SCOTT:  Okay.  Check, check.  I'll try to just hold it and not 
fidget around too much so my name is Scott and I'm going to talk 
about the Burrows-Wheeler transform physical so the 
Burrows-Wheeler transform was first published in 1994.
AUDIENCE MEMBER:  A little bit to your side.  Don't hold it in 
front of your mouth.
SCOTT:  So it was originally published in 1994 by a book called 
A Block-Sorting Lossless Data Compression Algorithm.  So let's 
unpack that.  If you put data into it, you get the same data out 
of it.  It restructures it so that patterns fall out is that 
make it compress better.  And it's used for data compression 
because in most cases, the output compresses significantly 
better at passing through it.  Data compression is all about 
finding repeated patterns that can be represented more 
succinctly.  So what it does is take text and it can be applied 
to binary data, too, but it generally works out better for text 
and sorts it.  It's not quite as good as this.  I mean, if you 
look at this, you can look at that and say, a bunch of F's, a 
bunch of G's, some spaces in there, got it.  And that kind of 
thing can be compressed down as well.  But we can get pretty 
close to that.  So here's the abstract for this doc.  And here 
is the abstract of the talk run through it.  And so, some things 
stand out here right away, like that first line there is almost 
entirely all T's and then the next line after that is mostly 
A's.  And then the third line is almost entirely L's.  And what 
it's doing is sorting the text but it's sorting it by the letter 
that occurs after each letter, which is kind of strange but what 
ultimately happens from that is that it groups it by the context 
in which that letters appears.  And so you get a lot of cases 
where, if you sort all of the H's together alphabetically, a lot 
of them happen to be proceeded by T's because of that, and the, 
and then, and there, and this.  And that sort of thing.  And it 
will be broken up by a couple of other letters like the capital 
W in "wheeler" but mostly you'll have the same letters because 
the same combinations of letters money in text.  And when I say 
"block" it usually applies to tens of kilobytes bytes at once.  
And you end up with stuff like that, which English majors in the 
room might recognize as Hamlet.  So for the complete example of 
how this actually works I'm going to use the word "bananas" 
because it's one of the most repetitive most used words in local 
shared dict, which eventually ends up in every project somehow.  

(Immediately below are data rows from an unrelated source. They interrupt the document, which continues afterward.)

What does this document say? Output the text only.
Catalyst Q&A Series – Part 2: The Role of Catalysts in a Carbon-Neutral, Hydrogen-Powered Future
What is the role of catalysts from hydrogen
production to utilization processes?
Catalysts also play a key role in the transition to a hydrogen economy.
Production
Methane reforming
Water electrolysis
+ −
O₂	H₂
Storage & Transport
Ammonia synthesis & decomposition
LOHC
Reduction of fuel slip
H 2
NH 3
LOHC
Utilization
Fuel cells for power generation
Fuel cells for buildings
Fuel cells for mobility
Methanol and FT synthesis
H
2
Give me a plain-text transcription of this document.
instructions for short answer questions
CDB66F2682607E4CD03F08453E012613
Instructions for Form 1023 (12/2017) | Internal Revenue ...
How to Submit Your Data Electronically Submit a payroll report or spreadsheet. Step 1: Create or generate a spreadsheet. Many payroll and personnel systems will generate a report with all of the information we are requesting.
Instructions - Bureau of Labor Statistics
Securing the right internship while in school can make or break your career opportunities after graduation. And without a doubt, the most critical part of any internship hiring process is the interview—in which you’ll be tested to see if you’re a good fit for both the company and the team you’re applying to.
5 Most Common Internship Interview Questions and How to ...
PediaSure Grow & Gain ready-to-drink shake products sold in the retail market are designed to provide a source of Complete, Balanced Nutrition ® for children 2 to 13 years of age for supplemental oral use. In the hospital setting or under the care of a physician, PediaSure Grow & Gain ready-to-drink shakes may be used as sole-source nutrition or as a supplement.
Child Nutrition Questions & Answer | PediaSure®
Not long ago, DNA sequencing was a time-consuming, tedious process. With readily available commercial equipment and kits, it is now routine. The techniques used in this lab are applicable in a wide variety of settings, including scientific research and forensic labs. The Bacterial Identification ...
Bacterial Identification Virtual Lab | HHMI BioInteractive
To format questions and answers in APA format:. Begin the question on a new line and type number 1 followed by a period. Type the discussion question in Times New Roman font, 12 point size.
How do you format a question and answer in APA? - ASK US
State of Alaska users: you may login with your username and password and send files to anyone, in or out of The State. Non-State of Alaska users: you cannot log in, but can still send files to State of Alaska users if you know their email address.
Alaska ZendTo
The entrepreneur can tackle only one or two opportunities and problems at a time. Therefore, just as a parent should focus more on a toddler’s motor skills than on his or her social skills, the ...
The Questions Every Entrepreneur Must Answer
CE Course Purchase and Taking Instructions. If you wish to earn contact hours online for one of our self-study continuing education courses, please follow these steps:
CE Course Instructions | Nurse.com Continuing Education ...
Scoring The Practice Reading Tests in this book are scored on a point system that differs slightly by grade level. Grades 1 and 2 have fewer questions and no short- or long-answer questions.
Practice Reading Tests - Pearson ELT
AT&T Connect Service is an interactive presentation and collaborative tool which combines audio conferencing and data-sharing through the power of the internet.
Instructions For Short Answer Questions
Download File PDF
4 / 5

So take the word bananas and then take all the rotations of the 
letters in bananas in a matrix like that, and then sort all of 
those lines lexigraphically.  
And then take the last column.  And then ultimately you can 
throw the rest out.  That's all we need.  And we also save the 
starting position because we'll need that later to recover it 
later.  So yay!  We have some scrambled text, which is all well 
and good but the really, really clever thing here is that this 
whole thing is reversible.  But how?  You know, how would you 
recover that?  What do we still know here?  We have that last 
column.  We've discarded everything else.  But we know that the 
first column -- my slides are not advancing -- we know that the 
first column is the same as the last column except that it's 
sorted.  So we can copy that here and put that back and we know 
that each row wraps around to the letter that goes immediately 
after it.  So we have that sort of context to stitch it back 
together.  And if you look at the data really closely, you'll 
see that these letter positions actually occur in the same order 
in those two columns.  So for the position in the text, the 
first A, the second A, and the third A, in each column actually 
refer to the same "A."  It's not like they're both A, they're 
actually the same A in the text, which means that if you go 
through all of that, that's all we need.  So we are going to 
derive a version of that.  And to start out, we need to number 
all of those columns.  And it's paired up like that and we know 
that we start at the B because we've saved that output in the 
original stage.  And we can wrap around from the B to the A.  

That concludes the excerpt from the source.